Involving Ukrainian scientists


The researcher claims that millet is an extremely beneficial crop for human health and the environment. In addition to its exceptional nutritional value, they have a low glycaemic index and are not high-maintenance, fast-growing and do not require watering or extensive manuring. Unfortunately, Lithuania and surrounding regions have almost completely forgotten this once-popular crop, but we know that it has been widely cultivated for thousands of years.


“Millet was cultivated in China around 8,000 years ago and arrived in Europe by ca 3,500 years ago. Technically, millet can be traced back to its initial integration in Europe, after its arrival from Asia via Ukraine. The project will therefore investigate the dispersal pathways of millet in south-eastern, eastern, and northern Europe in a wide range of ecosystems, starting from Ukraine, which is home to some of the oldest millet remains in Europe,” says Dr G. Motuzaitė Matuzevičiūtė Keen.


One phase of the study is planned specifically in Ukraine, involving the local scientific community: “As Ukraine will be one of the focus countries for the researcher, several positions have been allocated to researchers from this country.

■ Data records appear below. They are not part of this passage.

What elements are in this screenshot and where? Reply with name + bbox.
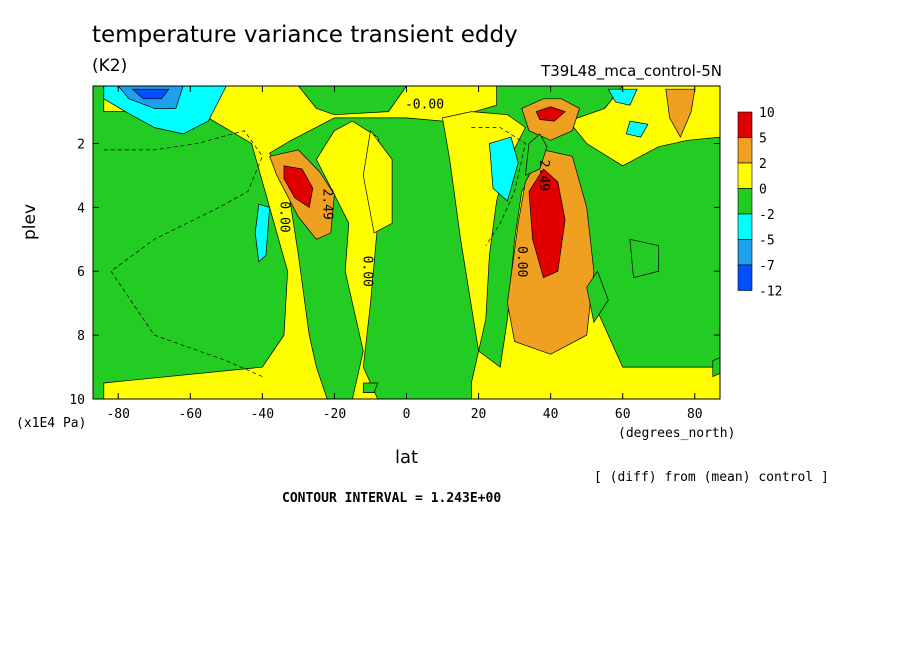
contour-interval: CONTOUR INTERVAL = 1.243E+00 [282,491,502,506]
contour-label: 0.00 [514,246,529,277]
diff-note: [ (diff) from (mean) control ] [594,470,829,485]
contour-label: 2.49 [536,160,551,191]
run-label: T39L48_mca_control-5N [541,62,722,80]
chart-units: (K2) [92,56,128,76]
contour-region-0to2 [362,129,393,234]
legend-label: -2 [759,208,775,223]
x-axis-units: (degrees_north) [618,426,736,441]
contour-label: 0.00 [276,201,291,232]
contour-region-5to10 [535,106,566,122]
contour-region-m5tom2 [625,120,649,138]
contour-region-5to10 [528,168,566,279]
legend-swatch [737,137,753,164]
contour-label: 0.00 [359,256,374,287]
y-tick-label: 10 [69,393,85,408]
contour-region-5to10 [283,165,314,208]
x-tick-label: -20 [323,407,346,422]
y-tick-label: 4 [77,201,85,216]
x-tick-label: 0 [403,407,411,422]
legend-label: 2 [759,157,767,172]
legend-swatch [737,239,753,266]
chart-title: temperature variance transient eddy [92,22,518,48]
legend-label: -12 [759,285,782,300]
contour-label: -0.00 [405,97,444,112]
legend-label: 0 [759,183,767,198]
x-tick-label: -40 [251,407,274,422]
x-tick-label: -80 [106,407,129,422]
contour-region-m5tom2 [607,88,638,106]
x-tick-label: 60 [615,407,631,422]
contour-region-m5tom2 [254,203,270,263]
x-tick-label: 20 [471,407,487,422]
legend-swatch [737,162,753,189]
dashed-contour [471,127,526,246]
contour-region-m2to0 [362,382,379,393]
x-tick-label: 40 [543,407,559,422]
y-tick-label: 2 [77,137,85,152]
contour-region-m2to0 [712,356,721,378]
contour-region-2to5 [665,88,696,138]
contour-region-m2to0 [586,270,609,324]
y-tick-label: 8 [77,329,85,344]
x-tick-label: -60 [179,407,202,422]
contour-region-m12tom7 [131,88,170,100]
legend-label: -5 [759,234,775,249]
legend-swatch [737,111,753,138]
y-axis-units: (x1E4 Pa) [16,416,87,431]
dashed-contour [103,130,263,377]
contour-label: 2.49 [320,189,335,220]
legend-swatch [737,188,753,215]
contour-region-0to2 [103,85,497,400]
x-tick-label: 80 [687,407,703,422]
y-tick-label: 6 [77,265,85,280]
contour-region-m5tom2 [489,136,519,202]
contour-region-m2to0 [629,238,660,279]
legend-swatch [737,264,753,291]
legend-label: -7 [759,259,775,274]
x-axis-label: lat [395,447,419,468]
legend-swatch [737,213,753,240]
legend-label: 10 [759,106,775,121]
contour-region-m2to0 [524,133,548,176]
legend-label: 5 [759,132,767,147]
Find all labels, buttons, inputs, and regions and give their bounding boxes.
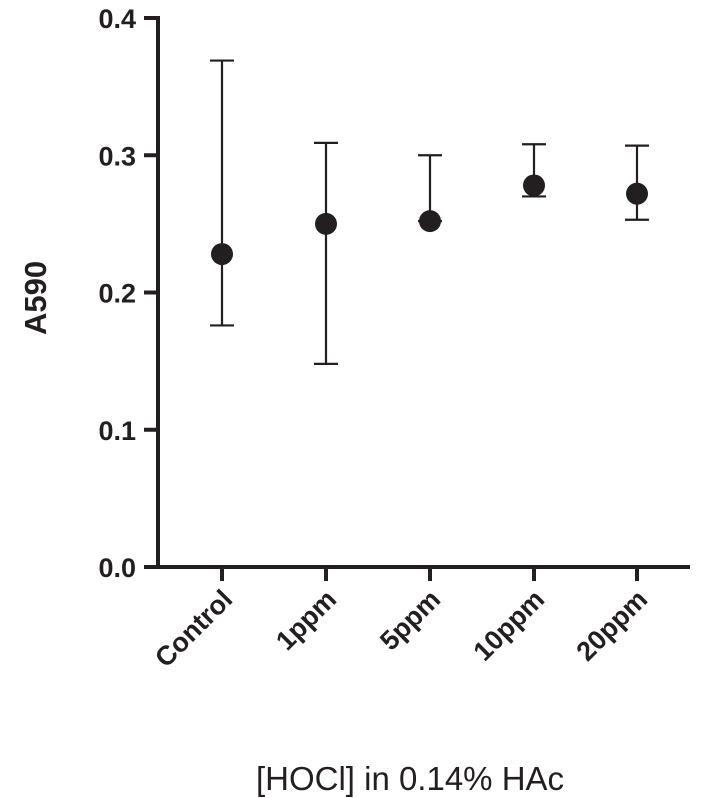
data-point xyxy=(523,174,545,197)
x-tick-label: 1ppm xyxy=(270,584,342,656)
y-tick-label: 0.1 xyxy=(98,416,136,446)
x-tick-label: Control xyxy=(149,584,238,673)
y-tick-label: 0.2 xyxy=(98,279,136,309)
data-marks xyxy=(210,59,649,365)
y-axis-title: A590 xyxy=(18,261,53,335)
y-tick-label: 0.4 xyxy=(98,4,136,34)
x-axis-title: [HOCl] in 0.14% HAc xyxy=(256,760,564,797)
data-point xyxy=(211,243,233,266)
y-tick-label: 0.0 xyxy=(98,553,136,583)
y-axis: 0.0 0.1 0.2 0.3 0.4 xyxy=(98,4,160,583)
x-tick-label: 10ppm xyxy=(467,584,550,667)
x-axis: Control 1ppm 5ppm 10ppm 20ppm xyxy=(149,565,690,673)
x-tick-label: 20ppm xyxy=(570,584,653,667)
data-point xyxy=(315,212,337,235)
data-point xyxy=(626,182,648,205)
x-tick-label: 5ppm xyxy=(374,584,446,656)
y-tick-label: 0.3 xyxy=(98,141,136,171)
data-point xyxy=(419,210,441,233)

Therefore, palynologists and archaeologists from Ukraine should join the team as the project progresses.”


First ERC Consolidator Grant recipient in Lithuania


“Receiving an ERC grant is the highest accolade for a researcher. Being at the forefront of Europe’s scientific community is undoubtedly a significant accolade, both from a personal and a community perspective. I consider it an important scientific recognition, which gives me further financial support and, therefore, the freedom to carry out research. For the university as a whole, it is both prestige and even greater opportunities for positioning and competitiveness,” says the researcher.


She remarks that this achievement is also an essential event for the Lithuanian scientific community. Dr G. Motuzaitė Matuzevičiūtė Keen became the first national researcher to receive an ERC Consolidator Grant under Horizon Europe and the third to receive an ERC grant overall.


Other ERC grant-winning researchers are also part of the VU community. The 2022 Starting Grant has been awarded to Dr Stephen Knox Jones Jr, a biochemist researcher at the Life Sciences Centre (LSC). The 2017 Advanced Grant was awarded to Prof. Saulius Klimašauskas, Head of the Department of Biological DNA Modification at the VU LSC Institute of Biotechnology.


ERC grants are European Commission-funded support for research activities. These grants are aimed at supporting investigator-driven frontier research and reinforcing the progress of European science.